When you have to go, you have to go. People these days are so busy that public bathroom use is more common than home bathroom use. Depending where you are, public bathrooms can range from the terribly disgusting — use your foot to flush — all the way up to the couch filled, tip the doorman on the way out type.
Temple’s campus definitely covers the range. There are the Curtis Hall bathrooms that look like they have not been cleaned since Aaron McKie graduated, and then there are the Tuttleman bathrooms used for new student tour purposes. Every time I use the Tuttleman bathrooms, there are these prospective students in there with a parent. I think it is in the tour guide manual: IF PROSPECTIVE STUDENTS/FAMILY MUST USE THE FACILITIES ONLY USE TUTTLEMAN! TUTTLEMAN ONLY!

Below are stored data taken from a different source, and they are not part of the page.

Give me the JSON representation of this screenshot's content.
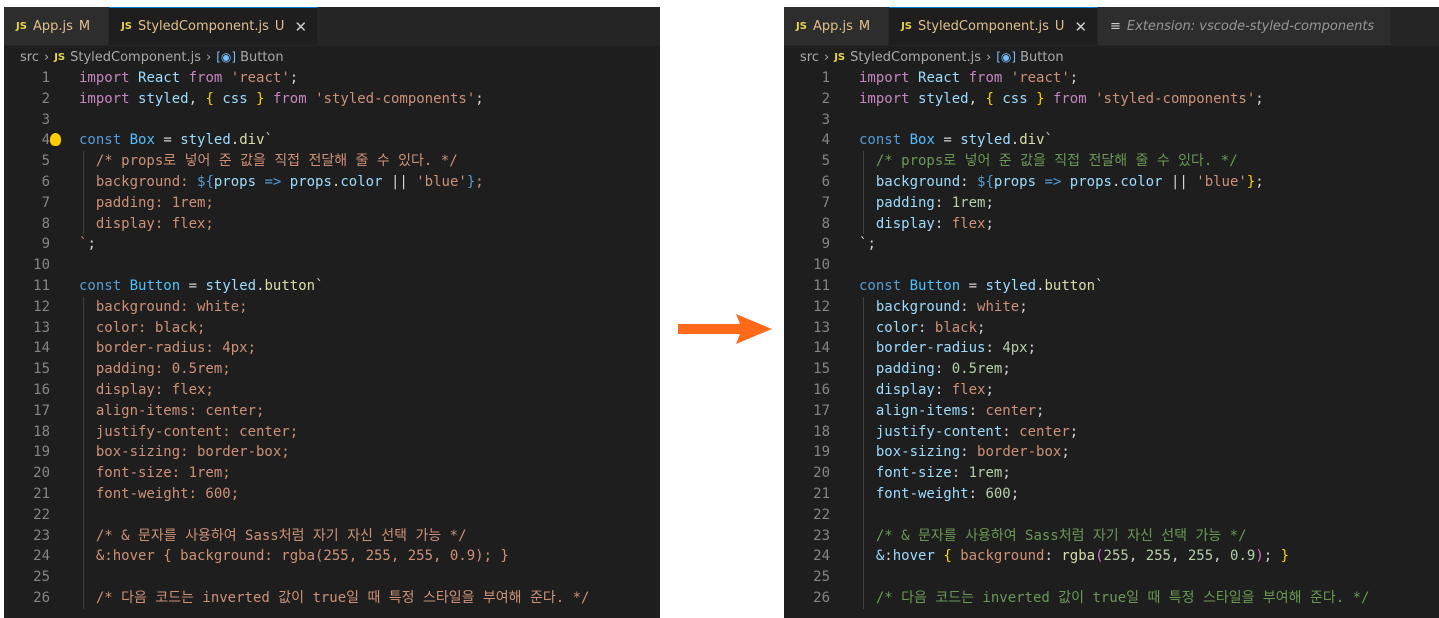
{
  "colors": {
    "editor_bg": "#1e1e1e",
    "tabbar_bg": "#252526",
    "arrow": "#ff6a1a",
    "js_badge": "#e8d44d",
    "modified": "#e2c08d"
  },
  "panes": [
    {
      "tabs": [
        {
          "badge": "JS",
          "name": "App.js",
          "status": "M",
          "active": false
        },
        {
          "badge": "JS",
          "name": "StyledComponent.js",
          "status": "U",
          "active": true,
          "close": "✕"
        }
      ],
      "breadcrumb": {
        "folder": "src",
        "file_badge": "JS",
        "file": "StyledComponent.js",
        "symbol_icon": "symbol-variable-icon",
        "symbol": "Button"
      },
      "highlighted": false
    },
    {
      "tabs": [
        {
          "badge": "JS",
          "name": "App.js",
          "status": "M",
          "active": false
        },
        {
          "badge": "JS",
          "name": "StyledComponent.js",
          "status": "U",
          "active": true,
          "close": "✕"
        },
        {
          "icon": "preview-icon",
          "name": "Extension: vscode-styled-components",
          "active": false
        }
      ],
      "breadcrumb": {
        "folder": "src",
        "file_badge": "JS",
        "file": "StyledComponent.js",
        "symbol_icon": "symbol-variable-icon",
        "symbol": "Button"
      },
      "highlighted": true
    }
  ],
  "code_lines": [
    {
      "n": "1",
      "text": "import React from 'react';"
    },
    {
      "n": "2",
      "text": "import styled, { css } from 'styled-components';"
    },
    {
      "n": "3",
      "text": ""
    },
    {
      "n": "4",
      "text": "const Box = styled.div`"
    },
    {
      "n": "5",
      "text": "  /* props로 넣어 준 값을 직접 전달해 줄 수 있다. */"
    },
    {
      "n": "6",
      "text": "  background: ${props => props.color || 'blue'};"
    },
    {
      "n": "7",
      "text": "  padding: 1rem;"
    },
    {
      "n": "8",
      "text": "  display: flex;"
    },
    {
      "n": "9",
      "text": "`;"
    },
    {
      "n": "10",
      "text": ""
    },
    {
      "n": "11",
      "text": "const Button = styled.button`"
    },
    {
      "n": "12",
      "text": "  background: white;"
    },
    {
      "n": "13",
      "text": "  color: black;"
    },
    {
      "n": "14",
      "text": "  border-radius: 4px;"
    },
    {
      "n": "15",
      "text": "  padding: 0.5rem;"
    },
    {
      "n": "16",
      "text": "  display: flex;"
    },
    {
      "n": "17",
      "text": "  align-items: center;"
    },
    {
      "n": "18",
      "text": "  justify-content: center;"
    },
    {
      "n": "19",
      "text": "  box-sizing: border-box;"
    },
    {
      "n": "20",
      "text": "  font-size: 1rem;"
    },
    {
      "n": "21",
      "text": "  font-weight: 600;"
    },
    {
      "n": "22",
      "text": ""
    },
    {
      "n": "23",
      "text": "  /* & 문자를 사용하여 Sass처럼 자기 자신 선택 가능 */"
    },
    {
      "n": "24",
      "text": "  &:hover { background: rgba(255, 255, 255, 0.9); }"
    },
    {
      "n": "25",
      "text": ""
    },
    {
      "n": "26",
      "text": "  /* 다음 코드는 inverted 값이 true일 때 특정 스타일을 부여해 준다. */"
    }
  ]
}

Anyway, neither of these bathrooms have my favorite bathroom quality, automatic flush toilets. These things put the L in lazy. They should just start handing out remote controls for toilets to make the flushing process less stressful than it already is. But these little sensors that can tell when you are ‘done’ are not always right.
I was changing in a bathroom stall the other day and the automatic flush kept on flushing. I wasn’t even going to the bathroom, but the girl next to me thought I was either nuts or just had a really bad stomachache. I mean, soon enough they are going to have devices that roll the paper and wipe for you too. It’s getting out of hand (no pun intended).
But until then, people must do the duty of wiping themselves, and they also must continue to wash their hands afterwards. I don’t know how many times I see people just walk right out, no stopping at the sink to even pretend to wash the hands, nothing. Not even at restaurants. You are eating. For God’s sake, wash your hands! I know the sign only instructs employees to wash their hands, but that doesn’t mean that everyone else is exempt. “Oh, I’m not an employee, so I can walk out and contaminate everything I touch because I don’t work here. RIGHT?!?”
I am also confused about other bathroom rules besides washing the hands, for example the handicap bathroom stall. Now, does this stall carry the same rules as a parking lot? Do you have to be handicapped to use it, or is it open to the rest of the public? And if you have to be handicapped, is there somewhere to get a tag saying that you are allowed to use it? As you know there are those people who are not really handicapped, but somehow get the tag to put on their BMW so they can park in the close spots. Is there a rulebook I can get somewhere or what?
And why do girls have to go to the bathroom in pairs or groups? No wonder there is always a line to get into the women’s room. I mean, only five out of the 14 people in line really have to go; the other nine are just there to keep their bathroomie company.